The company aims to build AI that builds teams by developing a platform that trains large-scale models to predict on-the-job performance more accurately than traditional interviews. The data scientist will focus on shipping analyses and experiments that drive key product metrics such as match quality, time-to-hire, candidate experience, and revenue.
Requirements
- Proficiency in SQL and Python for analysis.
- Strong grounding in statistics, experiment design, and causal inference.
- Familiarity with dbt and dashboarding tools (Hex, Mode, Looker).
- Exposure to marketplace, search, or recommendation metrics.
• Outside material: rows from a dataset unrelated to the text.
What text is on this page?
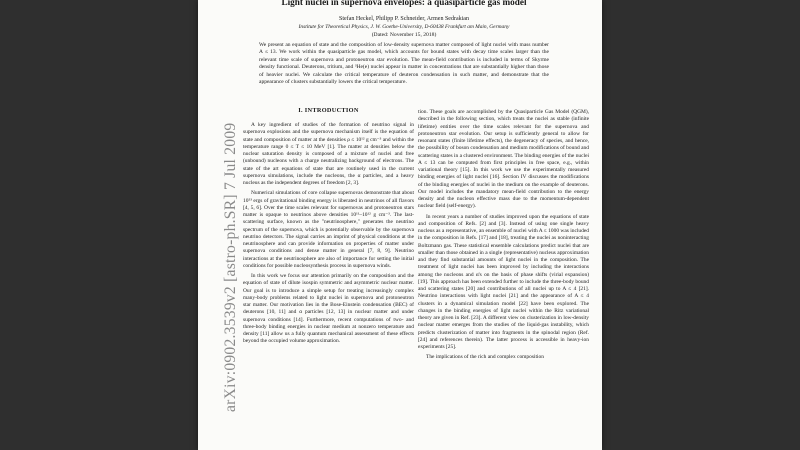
arXiv:0902.3539v2 [astro-ph.SR] 7 Jul 2009
Light nuclei in supernova envelopes: a quasiparticle gas model
Stefan Heckel, Philipp P. Schneider, Armen Sedrakian
Institute for Theoretical Physics, J. W. Goethe-University, D-60438 Frankfurt am Main, Germany
(Dated: November 15, 2018)

We present an equation of state and the composition of low-density supernova matter composed of light nuclei with mass number A ≤ 13. We work within the quasiparticle gas model, which accounts for bound states with decay time scales larger than the relevant time scale of supernova and protoneutron star evolution. The mean-field contribution is included in terms of Skyrme density functional. Deuterons, tritium, and ³He(e) nuclei appear in matter in concentrations that are substantially higher than those of heavier nuclei. We calculate the critical temperature of deuteron condensation in such matter, and demonstrate that the appearance of clusters substantially lowers the critical temperature.

I. INTRODUCTION

A key ingredient of studies of the formation of neutrino signal in supernova explosions and the supernova mechanism itself is the equation of state and composition of matter at the densities ρ ≤ 10¹² g cm⁻³ and within the temperature range 0 ≤ T ≤ 10 MeV [1]. The matter at densities below the nuclear saturation density is composed of a mixture of nuclei and free (unbound) nucleons with a charge neutralizing background of electrons. The state of the art equations of state that are routinely used in the current supernova simulations, include the nucleons, the α particles, and a heavy nucleus as the independent degrees of freedom [2, 3].

Numerical simulations of core collapse supernovas demonstrate that about 10⁵³ ergs of gravitational binding energy is liberated in neutrinos of all flavors [4, 5, 6]. Over the time scales relevant for supernovas and protoneutron stars matter is opaque to neutrinos above densities 10¹¹–10¹² g cm⁻³. The last-scattering surface, known as the "neutrinosphere," generates the neutrino spectrum of the supernova, which is potentially observable by the supernova neutrino detectors. The signal carries an imprint of physical conditions at the neutrinosphere and can provide information on properties of matter under supernova conditions and dense matter in general [7, 8, 9]. Neutrino interactions at the neutrinosphere are also of importance for setting the initial conditions for possible nucleosynthesis process in supernova winds.

In this work we focus our attention primarily on the composition and the equation of state of dilute isospin symmetric and asymmetric nuclear matter. Our goal is to introduce a simple setup for treating increasingly complex many-body problems related to light nuclei in supernova and protoneutron star matter. Our motivation lies in the Bose-Einstein condensation (BEC) of deuterons [10, 11] and α particles [12, 13] in nuclear matter and under supernova conditions [14]. Furthermore, recent computations of two- and three-body binding energies in nuclear medium at nonzero temperature and density [11] allow us a fully quantum mechanical assessment of these effects beyond the occupied volume approximation.

tion. These goals are accomplished by the Quasiparticle Gas Model (QGM), described in the following section, which treats the nuclei as stable (infinite lifetime) entities over the time scales relevant for the supernova and protoneutron star evolution. Our setup is sufficiently general to allow for resonant states (finite lifetime effects), the degeneracy of species, and hence, the possibility of boson condensation and medium modifications of bound and scattering states in a clustered environment. The binding energies of the nuclei A ≤ 13 can be computed from first principles in free space, e.g., within variational theory [15]. In this work we use the experimentally measured binding energies of light nuclei [16]. Section IV discusses the modifications of the binding energies of nuclei in the medium on the example of deuterons. Our model includes the mandatory mean-field contribution to the energy density and the nucleon effective mass due to the momentum-dependent nuclear field (self-energy).

In recent years a number of studies improved upon the equations of state and composition of Refs. [2] and [3]. Instead of using one single heavy nucleus as a representative, an ensemble of nuclei with A ≤ 1000 was included in the composition in Refs. [17] and [18], treating the nuclei as noninteracting Boltzmann gas. These statistical ensemble calculations predict nuclei that are smaller than those obtained in a single (representative) nucleus approximation and they find substantial amounts of light nuclei in the composition. The treatment of light nuclei has been improved by including the interactions among the nucleons and α's on the basis of phase shifts (virial expansion) [19]. This approach has been extended further to include the three-body bound and scattering states [20] and contributions of all nuclei up to A ≤ 4 [21]. Neutrino interactions with light nuclei [21] and the appearance of A ≤ 4 clusters in a dynamical simulation model [22] have been explored. The changes in the binding energies of light nuclei within the Ritz variational theory are given in Ref. [23]. A different view on clusterization in low-density nuclear matter emerges from the studies of the liquid-gas instability, which predicts clusterization of matter into fragments in the spinodal region (Ref. [24] and references therein). The latter process is accessible in heavy-ion experiments [25].

The implications of the rich and complex composition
- Interest in LLM/agent evaluation, retrieval, and ranking.
Responsibilities
- Define north-star and feature-level metrics for ranking, interview analytics, and payout systems.
- Design and execute A/B tests and quasi-experiments to guide rapid product decisions.
- Build dashboards and lightweight data models to enable teams to self-serve insights.
- Partner with engineers to improve event instrumentation, data quality, and latency.
- Prototype models (baselines, gradient boosting, etc.) to enhance matching and scoring systems.
- Support LLM-powered agent evaluation with rubrics, human-in-the-loop studies, and monitoring frameworks.
Other
- 0–2 years of experience in data science, analytics, or related fields.
- Bachelor’s degree in a quantitative discipline (or equivalent).
- Ability to communicate insights clearly to engineers, PMs, and leadership.
- Strong fundamentals with projects worth showcasing.
- Rapid iteration — ability to frame questions, test, and ship in days.
- Equal focus on clarity of communication and technical rigor.